When this Long Island village switched on its “ring of steel” last fall, it knew it was getting a potent policing tool. The system of 27 cameras would scan the license plate of every single vehicle that rolled into town. If a wanted criminal drove through, the system would sound an alert.
If someone burglarized a house, the data could be mined to see who was on the road at the time.
Police weren’t prepared, though, for the firehose of less-valuable intelligence generated by the $750,000 system.
Since the scanners went live Nov. 2, they have been triggering an average of 700 alarms a day, mainly about cars on the road with expired or suspended registration stickers. Officers have impounded 500 vehicles. They’ve written more than 2,000 court summonses, mostly for minor violations.
“It is a tremendous amount of workload that has been increased due to this new technology,” said Miguel Bermudez, police chief in the town of Freeport.
Mayor Robert Kennedy dismissed any notion that the system may be diverting the department’s attention from more serious offenses while Bermudez noted that it quickly became clear his 95 officers would be unable to respond to every ping signaling an infraction. After overtime expenses jumped at least 20 percent, the department has lately adjusted its approach, responding only to higher priority alarms.
But the chief is still talking about hiring another six to eight officers who would be dedicated solely to traffic duties and responding to license plate scanner alerts, in part because there have been some major successes.
In January, an officer responding to an alert about a stolen car discovered that the man behind the wheel, Tremain Williams, was wanted for killing a man in Norfolk, Virginia. Police found an M-4 assault rifle in the trunk. Williams has pleaded not guilty; his attorney declined to comment.
In its first 90 days of operation, 15 stolen cars were spotted and returned to their rightful owners.
About two dozen other crime suspects have been arrested, including two men suspected in a series of armed robberies who were in a stolen car as well as a man wanted for allegedly burglarizing local churches.
Kennedy would not say how much money has been generated through the village system, noting that it has only been up and running for about 90 days and it isn’t possible to determine what the cost has been beyond the installation fee.

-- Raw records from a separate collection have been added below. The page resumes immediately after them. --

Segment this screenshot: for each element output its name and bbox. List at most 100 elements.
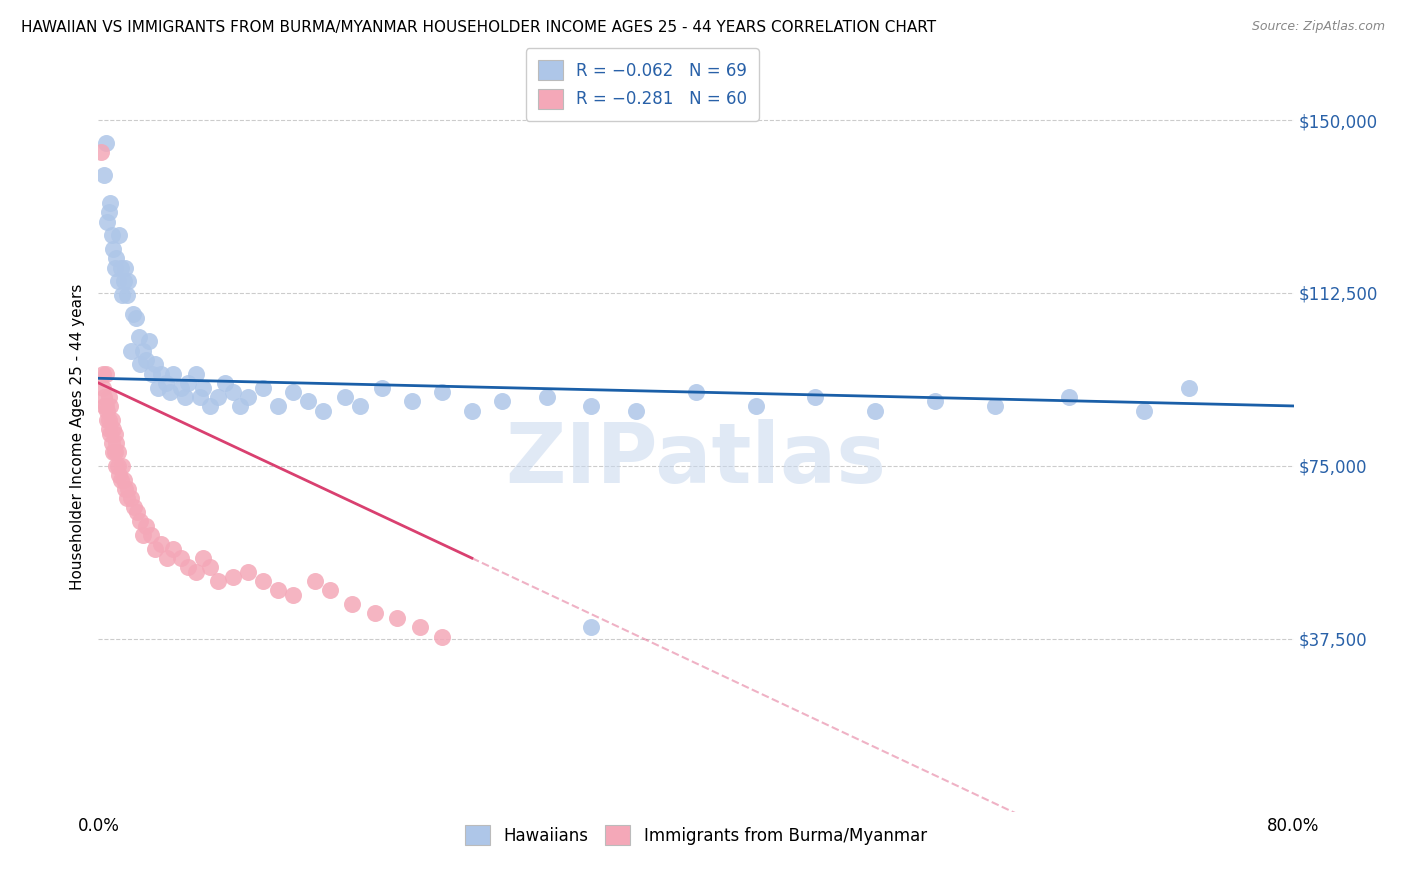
- Point: [132, 528, 155, 542]
- Point: [155, 376, 177, 390]
- Point: [94, 136, 117, 150]
- Point: [222, 569, 245, 583]
- Point: [169, 551, 191, 566]
- Text: Source: ZipAtlas.com: Source: ZipAtlas.com: [1251, 20, 1385, 33]
- Point: [626, 403, 648, 417]
- Point: [98, 399, 122, 413]
- Point: [297, 394, 319, 409]
- Point: [97, 413, 120, 427]
- Point: [200, 560, 222, 574]
- Point: [138, 334, 160, 349]
- Point: [108, 468, 131, 483]
- Point: [461, 403, 484, 417]
- Point: [114, 482, 136, 496]
- Point: [103, 445, 125, 459]
- Point: [104, 426, 127, 441]
- Point: [385, 611, 409, 625]
- Point: [214, 376, 236, 390]
- Legend: Hawaiians, Immigrants from Burma/Myanmar: Hawaiians, Immigrants from Burma/Myanmar: [458, 819, 934, 852]
- Point: [222, 385, 245, 400]
- Point: [342, 597, 364, 611]
- Point: [333, 390, 356, 404]
- Point: [169, 380, 191, 394]
- Point: [101, 435, 124, 450]
- Point: [129, 358, 152, 372]
- Point: [139, 528, 162, 542]
- Point: [94, 367, 117, 381]
- Point: [107, 275, 129, 289]
- Point: [121, 307, 143, 321]
- Point: [105, 435, 128, 450]
- Point: [135, 519, 157, 533]
- Point: [108, 228, 131, 243]
- Point: [252, 380, 274, 394]
- Point: [804, 390, 827, 404]
- Point: [536, 390, 558, 404]
- Point: [93, 169, 115, 183]
- Point: [107, 458, 129, 473]
- Point: [150, 367, 173, 381]
- Point: [150, 537, 173, 551]
- Point: [128, 330, 150, 344]
- Point: [93, 390, 115, 404]
- Point: [685, 385, 707, 400]
- Point: [1133, 403, 1156, 417]
- Point: [107, 445, 129, 459]
- Point: [93, 399, 115, 413]
- Point: [101, 413, 124, 427]
- Point: [349, 399, 371, 413]
- Point: [120, 491, 142, 505]
- Point: [111, 288, 134, 302]
- Point: [188, 390, 211, 404]
- Point: [745, 399, 768, 413]
- Point: [90, 145, 112, 160]
- Point: [112, 473, 135, 487]
- Point: [1059, 390, 1081, 404]
- Point: [96, 403, 118, 417]
- Point: [319, 583, 342, 598]
- Point: [236, 565, 259, 579]
- Point: [104, 445, 127, 459]
- Point: [114, 260, 136, 275]
- Point: [148, 380, 170, 394]
- Point: [364, 607, 387, 621]
- Point: [117, 275, 139, 289]
- Point: [371, 380, 394, 394]
- Point: [103, 242, 125, 256]
- Point: [135, 352, 157, 367]
- Point: [129, 514, 152, 528]
- Point: [207, 574, 229, 589]
- Point: [94, 399, 117, 413]
- Point: [984, 399, 1007, 413]
- Point: [143, 541, 166, 556]
- Point: [115, 491, 138, 505]
- Point: [162, 367, 184, 381]
- Point: [117, 482, 139, 496]
- Point: [281, 385, 304, 400]
- Point: [177, 560, 200, 574]
- Point: [184, 565, 207, 579]
- Point: [311, 403, 333, 417]
- Point: [1178, 380, 1201, 394]
- Point: [430, 630, 453, 644]
- Point: [125, 311, 148, 326]
- Point: [162, 541, 184, 556]
- Point: [304, 574, 326, 589]
- Point: [105, 252, 128, 266]
- Point: [191, 380, 214, 394]
- Point: [581, 399, 603, 413]
- Point: [97, 422, 120, 436]
- Point: [101, 228, 124, 243]
- Point: [96, 214, 118, 228]
- Point: [581, 620, 603, 634]
- Point: [252, 574, 274, 589]
- Point: [91, 380, 114, 394]
- Point: [110, 260, 132, 275]
- Point: [132, 343, 155, 358]
- Point: [408, 620, 430, 634]
- Point: [401, 394, 423, 409]
- Point: [200, 399, 222, 413]
- Y-axis label: Householder Income Ages 25 - 44 years: Householder Income Ages 25 - 44 years: [69, 284, 84, 591]
- Point: [267, 399, 290, 413]
- Text: ZIPatlas: ZIPatlas: [506, 419, 886, 500]
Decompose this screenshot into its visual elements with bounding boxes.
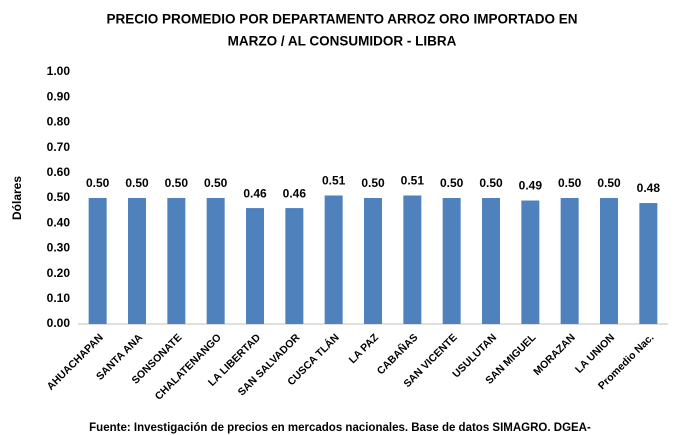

The use of license plate scanners has been proliferating at law enforcement agencies nationwide.
A 2012 study by the Police Executive Research Forum, a research and policy group, found that about 7 in 10 law enforcement agencies nationwide have at least some access to the technology.
Some departments mount scanners in patrol cars that capture data as officers drive around town. Others buy access to databases maintained by private companies that mount plate scanning cameras on tow trucks.
Civil liberties advocates have raised some privacy concerns. They say the cameras capture the movements of millions of drivers, regardless of whether they are being investigated by law enforcement.
Freeport’s cameras have the capability of scanning about 2,000 cars per minute. So far, the village system has scanned plates more than 15 million times.
Different states and jurisdiction have different rules about how long collected plate data can be stored and when it may be accessed.
Jason Starr, the Nassau County chapter director at the New York Civil Liberties Union, said he is concerned that Freeport has yet to provide detailed information about who has access to the information.
“This is data that can be abused,” he said. “There needs to be really tight measures on who has access to this information.”